12.4.07

A cega
Rubem Garcia - O coringa

De vez em quando eu penso em ser ladino...
Ladrar nos mundos, feito cão sem dono...
Instantes antes de tal abandono,
A cega me traga sorrindo...

vez por outra desejo ser moderno...
Ser prolíxo, contemporâneo, extemporâneo, liberto,
E toda vez que estou perto,
A cega me bica o fígado num suplícito eterno...

As vezes quero, outras eu tenho,
O sonho mais cálido, o gesto mais tenro, O suspiro mais denso,
E quanto mais eu ganho, tanto mais eu perco, muito mais eu penso,
E a cega me joga no chão de onde venho...

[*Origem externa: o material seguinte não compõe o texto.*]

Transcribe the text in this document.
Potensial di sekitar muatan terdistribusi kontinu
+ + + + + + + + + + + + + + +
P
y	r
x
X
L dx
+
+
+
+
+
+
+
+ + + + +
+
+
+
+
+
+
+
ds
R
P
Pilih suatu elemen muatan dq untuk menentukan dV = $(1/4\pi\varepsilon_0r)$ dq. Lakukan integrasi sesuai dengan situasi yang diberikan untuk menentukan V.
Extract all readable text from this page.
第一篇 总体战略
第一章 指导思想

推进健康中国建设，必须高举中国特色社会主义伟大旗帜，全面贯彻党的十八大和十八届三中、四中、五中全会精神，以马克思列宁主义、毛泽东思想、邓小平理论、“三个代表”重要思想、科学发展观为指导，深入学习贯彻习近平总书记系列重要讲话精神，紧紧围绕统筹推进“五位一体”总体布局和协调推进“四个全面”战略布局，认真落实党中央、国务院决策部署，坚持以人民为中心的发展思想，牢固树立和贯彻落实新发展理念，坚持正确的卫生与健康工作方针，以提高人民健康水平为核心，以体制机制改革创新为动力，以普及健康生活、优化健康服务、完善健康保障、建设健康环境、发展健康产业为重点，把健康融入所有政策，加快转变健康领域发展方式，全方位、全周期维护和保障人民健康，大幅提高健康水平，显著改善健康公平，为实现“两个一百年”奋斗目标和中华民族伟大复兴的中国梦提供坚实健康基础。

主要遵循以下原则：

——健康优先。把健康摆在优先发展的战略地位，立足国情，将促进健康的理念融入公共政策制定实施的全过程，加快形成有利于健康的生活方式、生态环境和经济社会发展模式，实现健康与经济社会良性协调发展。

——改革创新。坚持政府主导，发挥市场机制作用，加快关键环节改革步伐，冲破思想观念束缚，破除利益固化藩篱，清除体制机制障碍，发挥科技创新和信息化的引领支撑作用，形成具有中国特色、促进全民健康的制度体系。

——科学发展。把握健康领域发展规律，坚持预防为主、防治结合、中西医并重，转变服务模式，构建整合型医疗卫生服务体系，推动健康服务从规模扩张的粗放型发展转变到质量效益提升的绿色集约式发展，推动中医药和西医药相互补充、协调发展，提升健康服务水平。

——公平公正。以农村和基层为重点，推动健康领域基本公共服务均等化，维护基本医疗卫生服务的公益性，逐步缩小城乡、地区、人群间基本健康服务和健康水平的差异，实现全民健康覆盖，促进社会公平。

Das muitas vezes que quis ser sozinho,
Muitos comentaram, muitos complicaram,
Poucos escutaram, poucos entendeream...
E a cega retirou meu pequeno mundinho.
ORAÇõES DO ALTAR PROFANO
Rubem Garcia – O coringa

Soube de um beijo...
E ainda sinto fria a boca...
Tão longe que foi sua pele,
Tão perto estiveste na noite...
Em que a lua despiu-se, ,louca,
Como uma santa sob meus pés...


Pernas caminharam mundos...
comeram léguas ao longo dos anos...
tão longe ficou a pele,
tão perto de ser memória,
da lua esmaecida,
ciente de seus enganos,
como uma santa a meus pés...

Movimentos celestes, conspiração,
Movendo as pás do moinho,
Marés nas calhas da roda,
Maré em seu fluxo contínuo,
Transmutando água em vinho...
Como uma santa sob meus pés...

Tanta verdade, tanta alegria,
Surgida num instante breve,
Tão perto da tela fria,
tão certo o frio do inverno,
Febril qual carícia breve,
Daquela santa sob meus pés...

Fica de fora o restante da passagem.